Алексей вздохнул и нахмурился. Он завидовал всем, кто был там, на Волге, где завязалось гигантское сражение, про которое теперь столько говорили.
Они беседовали весь вечер, отлично, с аппетитом поужинали жарким из тушенки и, так как вторая комната квартиры оказалась заколоченной, по-братски разместились в одной: Анюта на кровати, а Алексей на диване, и сразу заснули крепким молодым сном.
Когда Алексей открыл глаза и сейчас же вскочил с постели, пыльные снопы солнечных лучей уже косо лежали на полу. Анюты не было. К спинке его дивана была приколота записка: «Тороплюсь в госпиталь. Чай на столе, хлеб в буфете, сахара нет. Раньше субботы не вырваться. А.».
Все эти дни Алексей почти не выходил из дому. От нечего делать он перечинил старушке все примусы, керосинки, запаял кастрюли, поправил выключатели и штепсели и даже отремонтировал по ее просьбе кофейную меленку злодейке Алевтине Аркадьевне, так и не вернувшей, впрочем, эмалированного бидона. Всем этим он снискал прочное благорасположение старушки и ее мужа, работника стройтреста, активиста противовоздушной обороны, тоже по суткам пропадавшего из дому. Супруги пришли к заключению, что танкисты, конечно, хорошие люди, но и летчики им нисколько не уступают и даже, если к ним приглядеться, несмотря на свою воздушную профессию, — хозяйственный, семейный, серьезный народ.

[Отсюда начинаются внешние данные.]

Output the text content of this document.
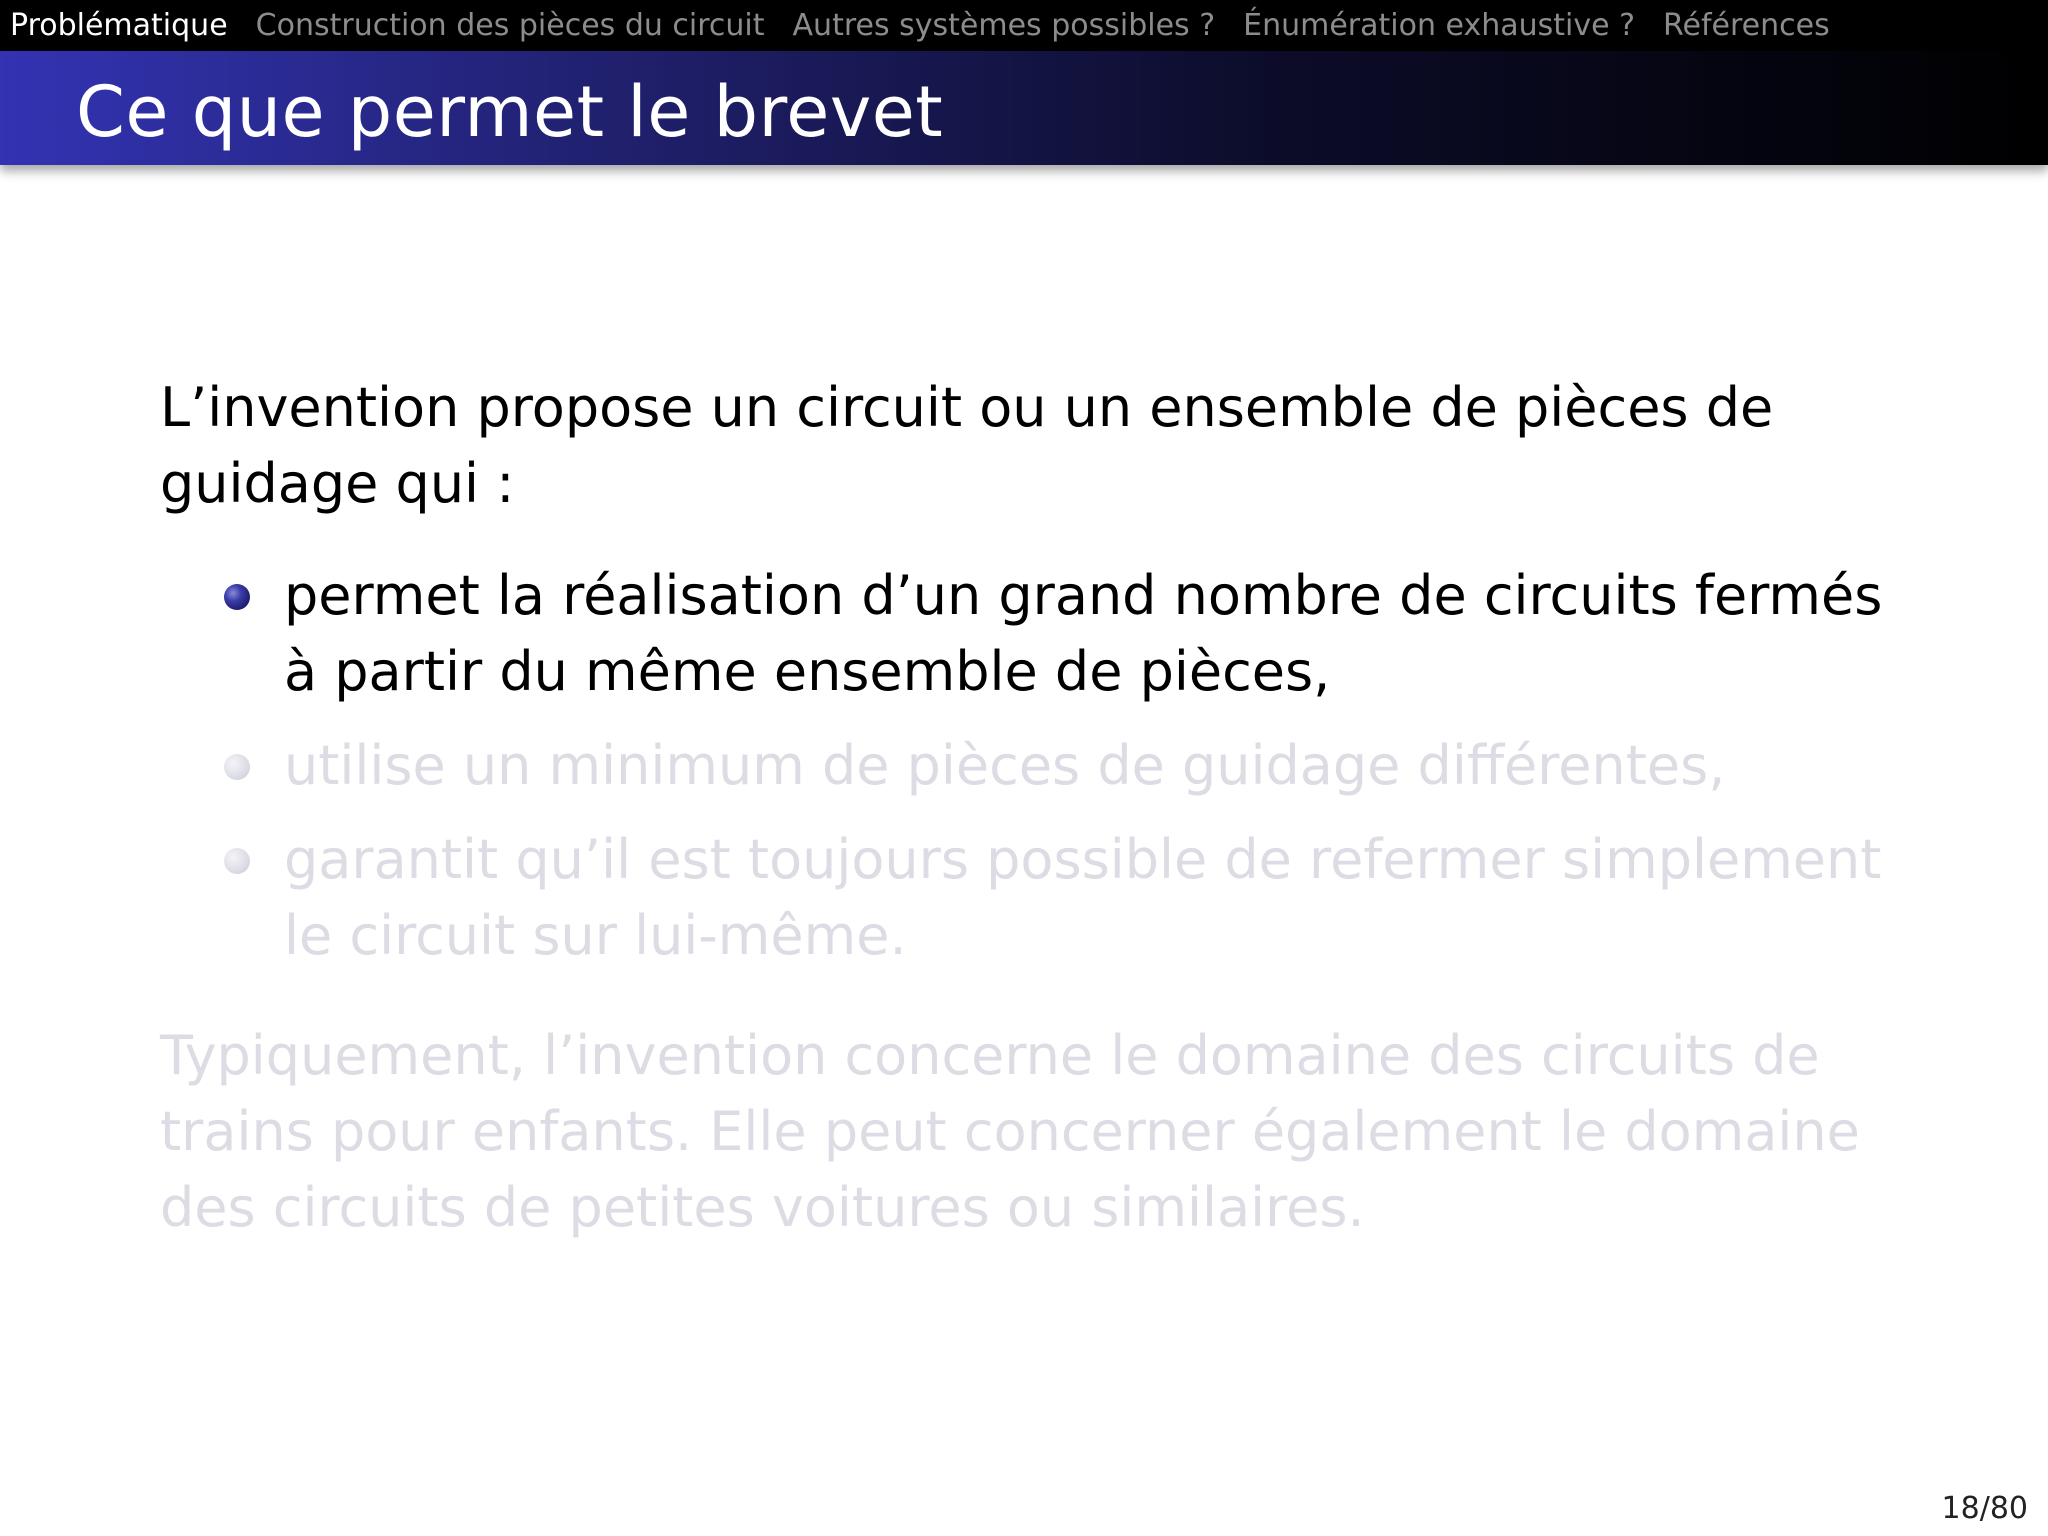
Problématique Construction des pièces du circuit Autres systèmes possibles ? Énumération exhaustive ? Références
Ce que permet le brevet

L’invention propose un circuit ou un ensemble de pièces de guidage qui :

permet la réalisation d’un grand nombre de circuits fermés à partir du même ensemble de pièces,
utilise un minimum de pièces de guidage différentes,
garantit qu’il est toujours possible de refermer simplement le circuit sur lui-même.

Typiquement, l’invention concerne le domaine des circuits de trains pour enfants. Elle peut concerner également le domaine des circuits de petites voitures ou similaires.

18/80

Ночь накануне явки в отдел кадров за заключением Алексей пролежал на диване с открытыми глазами. На рассвете встал, побрился, умылся и точно в час открытия учреждения первым подошел к столу майора административной службы, которому надлежало решить его судьбу. Майор ему сразу не понравился. Будто не замечая Алексея, он долго возился у стола, доставал и раскладывал перед собой папки с бумагами, кому-то звонил по телефону и обстоятельно объяснялся с секретаршей по поводу того, как надо нумеровать личные дела, потом куда-то вышел и не скоро вернулся. К этому времени Алексей успел возненавидеть его продолговатое длинноносое лицо с аккуратно выбритыми щеками, яркогубое, с покатым лбом, переходившим незаметно в сверкающую лысину. Наконец майор перевернул листок календаря и только после этого поднял глаза на посетителя.